Dans un billet de blog publié jeudi, Anthropic a déclaré avoir détecté une activité suspecte en décembre 2024 et janvier 2025, au cours de laquelle des comptes associés à Alibaba Cloud ont envoyé plus de 4,6 millions de requêtes à Claude, représentant environ 930 millions de tokens de sortie.
L’entreprise affirme que l’activité violait ses conditions d’utilisation et constituait une utilisation abusive de son service. Anthropic a déclaré qu’elle avait suspendu les comptes concernés et qu’elle prenait des mesures juridiques contre Alibaba.

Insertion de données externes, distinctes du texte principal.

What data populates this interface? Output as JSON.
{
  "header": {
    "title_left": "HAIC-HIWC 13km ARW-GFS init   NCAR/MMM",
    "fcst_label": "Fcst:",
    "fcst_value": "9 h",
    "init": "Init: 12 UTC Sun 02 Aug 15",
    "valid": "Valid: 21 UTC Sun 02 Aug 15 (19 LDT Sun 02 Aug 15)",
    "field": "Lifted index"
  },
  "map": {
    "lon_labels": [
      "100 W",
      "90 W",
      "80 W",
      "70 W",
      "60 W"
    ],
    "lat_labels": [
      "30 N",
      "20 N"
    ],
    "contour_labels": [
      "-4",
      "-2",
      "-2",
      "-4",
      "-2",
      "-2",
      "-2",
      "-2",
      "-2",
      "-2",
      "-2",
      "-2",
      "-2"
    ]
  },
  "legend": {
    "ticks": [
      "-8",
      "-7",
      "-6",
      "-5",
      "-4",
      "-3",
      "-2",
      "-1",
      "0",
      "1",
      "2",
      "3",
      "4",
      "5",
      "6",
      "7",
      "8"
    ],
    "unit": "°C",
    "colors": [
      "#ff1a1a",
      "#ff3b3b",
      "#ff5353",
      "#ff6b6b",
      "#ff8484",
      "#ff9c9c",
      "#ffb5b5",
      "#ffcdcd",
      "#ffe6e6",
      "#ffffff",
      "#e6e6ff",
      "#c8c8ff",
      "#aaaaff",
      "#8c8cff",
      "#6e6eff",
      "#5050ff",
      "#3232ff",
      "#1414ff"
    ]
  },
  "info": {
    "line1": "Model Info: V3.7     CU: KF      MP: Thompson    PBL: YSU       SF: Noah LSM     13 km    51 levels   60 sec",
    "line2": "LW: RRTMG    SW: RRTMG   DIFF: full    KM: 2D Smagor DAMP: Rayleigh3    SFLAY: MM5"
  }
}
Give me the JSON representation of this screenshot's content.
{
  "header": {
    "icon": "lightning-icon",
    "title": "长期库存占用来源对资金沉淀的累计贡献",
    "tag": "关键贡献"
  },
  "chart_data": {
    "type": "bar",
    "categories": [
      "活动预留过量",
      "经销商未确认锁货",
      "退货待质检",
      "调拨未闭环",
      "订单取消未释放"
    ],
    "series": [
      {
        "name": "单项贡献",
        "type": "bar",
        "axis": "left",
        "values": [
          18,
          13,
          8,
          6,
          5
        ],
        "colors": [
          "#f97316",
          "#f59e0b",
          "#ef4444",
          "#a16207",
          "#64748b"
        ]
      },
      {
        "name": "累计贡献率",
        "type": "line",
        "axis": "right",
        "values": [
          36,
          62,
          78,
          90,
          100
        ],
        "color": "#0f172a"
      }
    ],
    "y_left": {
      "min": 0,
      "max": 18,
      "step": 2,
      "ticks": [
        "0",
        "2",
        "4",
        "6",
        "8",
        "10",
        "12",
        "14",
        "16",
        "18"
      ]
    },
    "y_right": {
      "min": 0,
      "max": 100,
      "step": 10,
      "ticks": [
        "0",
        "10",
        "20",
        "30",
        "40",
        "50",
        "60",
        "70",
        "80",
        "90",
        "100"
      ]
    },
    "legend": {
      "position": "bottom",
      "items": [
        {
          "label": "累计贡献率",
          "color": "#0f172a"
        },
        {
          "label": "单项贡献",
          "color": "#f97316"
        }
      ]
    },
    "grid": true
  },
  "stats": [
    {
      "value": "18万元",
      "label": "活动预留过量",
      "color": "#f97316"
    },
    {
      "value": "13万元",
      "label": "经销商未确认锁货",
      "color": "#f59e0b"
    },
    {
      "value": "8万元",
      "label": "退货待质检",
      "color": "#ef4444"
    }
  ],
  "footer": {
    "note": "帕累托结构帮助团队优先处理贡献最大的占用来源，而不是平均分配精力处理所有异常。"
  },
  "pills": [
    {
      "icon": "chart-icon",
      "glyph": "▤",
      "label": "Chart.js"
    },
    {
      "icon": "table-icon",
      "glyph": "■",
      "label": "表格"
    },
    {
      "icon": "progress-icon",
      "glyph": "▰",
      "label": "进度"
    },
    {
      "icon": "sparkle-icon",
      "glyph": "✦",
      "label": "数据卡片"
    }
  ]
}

Alibaba a nié ces accusations dans un communiqué adressé à Bloomberg, affirmant que ses modèles Qwen sont développés de manière indépendante et que l’entreprise respecte strictement les droits de propriété intellectuelle.
Anthropic a déclaré que l’attaque était sophistiquée, utilisant plusieurs comptes et adresses IP pour contourner les limites de taux. L’entreprise a indiqué qu’elle renforçait ses mesures de sécurité pour détecter et prévenir de futures tentatives de clonage de modèles.
Le clonage de modèles, également connu sous le nom de distillation de modèles, est une technique dans laquelle un modèle d’IA plus petit est entraîné pour imiter le comportement d’un modèle plus grand et plus performant. Bien que cette pratique ait des applications légitimes, elle devient problématique lorsqu’elle est effectuée sans autorisation et en violation des conditions d’utilisation.
Cette affaire met en lumière les défis croissants liés à la protection de la propriété intellectuelle dans le domaine de l’intelligence artificielle, alors que les entreprises investissent des milliards de dollars dans le développement de modèles avancés.
Anthropic a déclaré qu’elle travaillait avec d’autres entreprises d’IA pour établir des normes industrielles afin de prévenir les abus similaires et protéger l’innovation dans le secteur.